The checklist for architecture definition is as follows:
- Are development standards leveraged (for example, schemes, programming, database approach, recognizable nomenclature, and user interfaces)?
- Are the subsystems distributed?
- Are the check processes or watchdogs established?
- Is the operations team capable of providing status information?
- Are the input, output, and processing, implemented separately?
- Are the programs well-structured and easy to understand?
- Is the critical functionality contained in distinct modules?
- Will data processing be done in parallel?
- Has a methodology been defined to move from the current environment to the target environment?
- Has a migration strategy been defined to transfer the workload to the target system?
- Has the application backup procedure been identified?
- Does the defined methodology allow reliable restoration of the systems in an acceptable timespan?
- Will the operations team be able to monitor and control the application landscape in a production environment?

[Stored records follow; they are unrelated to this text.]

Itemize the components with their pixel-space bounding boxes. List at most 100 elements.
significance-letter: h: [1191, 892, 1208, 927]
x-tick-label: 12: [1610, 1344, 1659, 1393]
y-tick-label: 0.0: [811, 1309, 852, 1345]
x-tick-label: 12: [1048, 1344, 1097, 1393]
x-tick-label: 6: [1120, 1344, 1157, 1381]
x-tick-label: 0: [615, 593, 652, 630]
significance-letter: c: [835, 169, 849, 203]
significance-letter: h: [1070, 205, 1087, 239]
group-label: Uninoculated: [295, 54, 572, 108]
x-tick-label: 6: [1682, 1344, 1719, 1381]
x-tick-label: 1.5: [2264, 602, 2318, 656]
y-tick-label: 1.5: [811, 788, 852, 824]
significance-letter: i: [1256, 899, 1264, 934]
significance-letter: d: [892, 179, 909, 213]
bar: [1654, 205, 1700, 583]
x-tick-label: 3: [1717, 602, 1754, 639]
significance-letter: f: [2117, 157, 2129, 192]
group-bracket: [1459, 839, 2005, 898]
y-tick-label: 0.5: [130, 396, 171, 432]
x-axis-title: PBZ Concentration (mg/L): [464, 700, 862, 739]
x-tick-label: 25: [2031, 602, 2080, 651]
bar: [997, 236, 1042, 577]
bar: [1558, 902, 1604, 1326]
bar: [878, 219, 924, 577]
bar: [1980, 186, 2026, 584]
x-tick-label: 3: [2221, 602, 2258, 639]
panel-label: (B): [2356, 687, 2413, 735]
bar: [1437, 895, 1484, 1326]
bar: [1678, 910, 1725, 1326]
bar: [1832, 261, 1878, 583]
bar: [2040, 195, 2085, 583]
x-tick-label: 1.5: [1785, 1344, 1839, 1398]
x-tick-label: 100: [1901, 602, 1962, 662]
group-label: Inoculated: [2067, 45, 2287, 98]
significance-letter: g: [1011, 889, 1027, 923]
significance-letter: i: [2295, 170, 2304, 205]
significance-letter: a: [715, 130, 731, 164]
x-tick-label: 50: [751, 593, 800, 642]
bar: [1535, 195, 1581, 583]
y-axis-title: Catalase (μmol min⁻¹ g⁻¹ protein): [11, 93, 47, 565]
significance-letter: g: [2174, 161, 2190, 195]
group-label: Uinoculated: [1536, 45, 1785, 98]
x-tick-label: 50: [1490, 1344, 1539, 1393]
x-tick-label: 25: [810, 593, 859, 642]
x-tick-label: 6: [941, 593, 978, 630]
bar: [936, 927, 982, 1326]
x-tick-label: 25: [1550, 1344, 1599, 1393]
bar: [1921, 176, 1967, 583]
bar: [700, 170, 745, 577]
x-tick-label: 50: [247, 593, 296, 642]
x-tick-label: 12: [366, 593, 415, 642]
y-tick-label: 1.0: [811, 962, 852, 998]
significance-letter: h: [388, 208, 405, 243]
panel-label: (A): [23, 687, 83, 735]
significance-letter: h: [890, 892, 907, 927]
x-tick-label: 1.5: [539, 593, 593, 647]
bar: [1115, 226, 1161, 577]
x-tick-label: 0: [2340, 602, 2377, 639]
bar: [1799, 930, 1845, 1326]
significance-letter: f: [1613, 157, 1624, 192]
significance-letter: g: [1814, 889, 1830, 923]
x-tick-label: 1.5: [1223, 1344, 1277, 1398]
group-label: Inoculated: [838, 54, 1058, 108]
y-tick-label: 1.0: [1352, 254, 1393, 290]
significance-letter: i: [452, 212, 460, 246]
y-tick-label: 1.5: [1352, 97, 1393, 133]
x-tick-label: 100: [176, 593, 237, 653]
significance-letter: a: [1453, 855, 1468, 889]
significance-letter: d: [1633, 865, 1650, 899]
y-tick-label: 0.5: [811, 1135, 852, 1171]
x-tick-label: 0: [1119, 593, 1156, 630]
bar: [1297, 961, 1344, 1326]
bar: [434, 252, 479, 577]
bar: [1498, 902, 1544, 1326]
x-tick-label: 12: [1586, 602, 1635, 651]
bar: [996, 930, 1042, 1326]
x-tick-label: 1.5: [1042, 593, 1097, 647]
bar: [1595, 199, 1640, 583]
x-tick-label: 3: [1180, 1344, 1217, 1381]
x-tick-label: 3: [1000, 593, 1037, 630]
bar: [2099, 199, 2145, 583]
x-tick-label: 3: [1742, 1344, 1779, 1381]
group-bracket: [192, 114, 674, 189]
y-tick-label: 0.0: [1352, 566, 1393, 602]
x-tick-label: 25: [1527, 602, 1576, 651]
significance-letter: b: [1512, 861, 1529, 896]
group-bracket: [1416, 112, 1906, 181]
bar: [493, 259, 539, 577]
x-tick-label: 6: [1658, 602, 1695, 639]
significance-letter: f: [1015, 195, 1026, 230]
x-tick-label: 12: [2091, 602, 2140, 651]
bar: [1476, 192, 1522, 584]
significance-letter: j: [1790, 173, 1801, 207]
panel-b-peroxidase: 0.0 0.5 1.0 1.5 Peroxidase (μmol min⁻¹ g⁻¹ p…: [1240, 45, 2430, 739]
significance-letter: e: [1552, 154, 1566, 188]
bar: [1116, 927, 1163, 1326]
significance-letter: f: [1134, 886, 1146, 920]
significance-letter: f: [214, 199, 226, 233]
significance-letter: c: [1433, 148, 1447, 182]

- Do the administrators have full knowledge of the processes to perform for the landscape?
- Does the solution emphasize the time to recover from system failures, for example, restoring backups?
- Does the backup technique ensure transactional integrity of restored data?
- Does the backup technique provide online backups, with acceptable performance degradation?
- Has consideration been given to restoring data from corrupt or incomplete backups?
- Will the application be able to respond elegantly to exceptions, and reporting them into the management and monitoring solution?
- Is a standby site in the DR plan defined? Is the standby site identical to the primary site, or offer reduced performance?
- Are the techniques for switching between primary to standby site defined?
- Has the impact of the availability solution on functionality and performance been assessed?
- Has the architecture been assessed for single points of failure and other bottlenecks?
- Does the fault-tolerant model extend to all entitites in the landscape?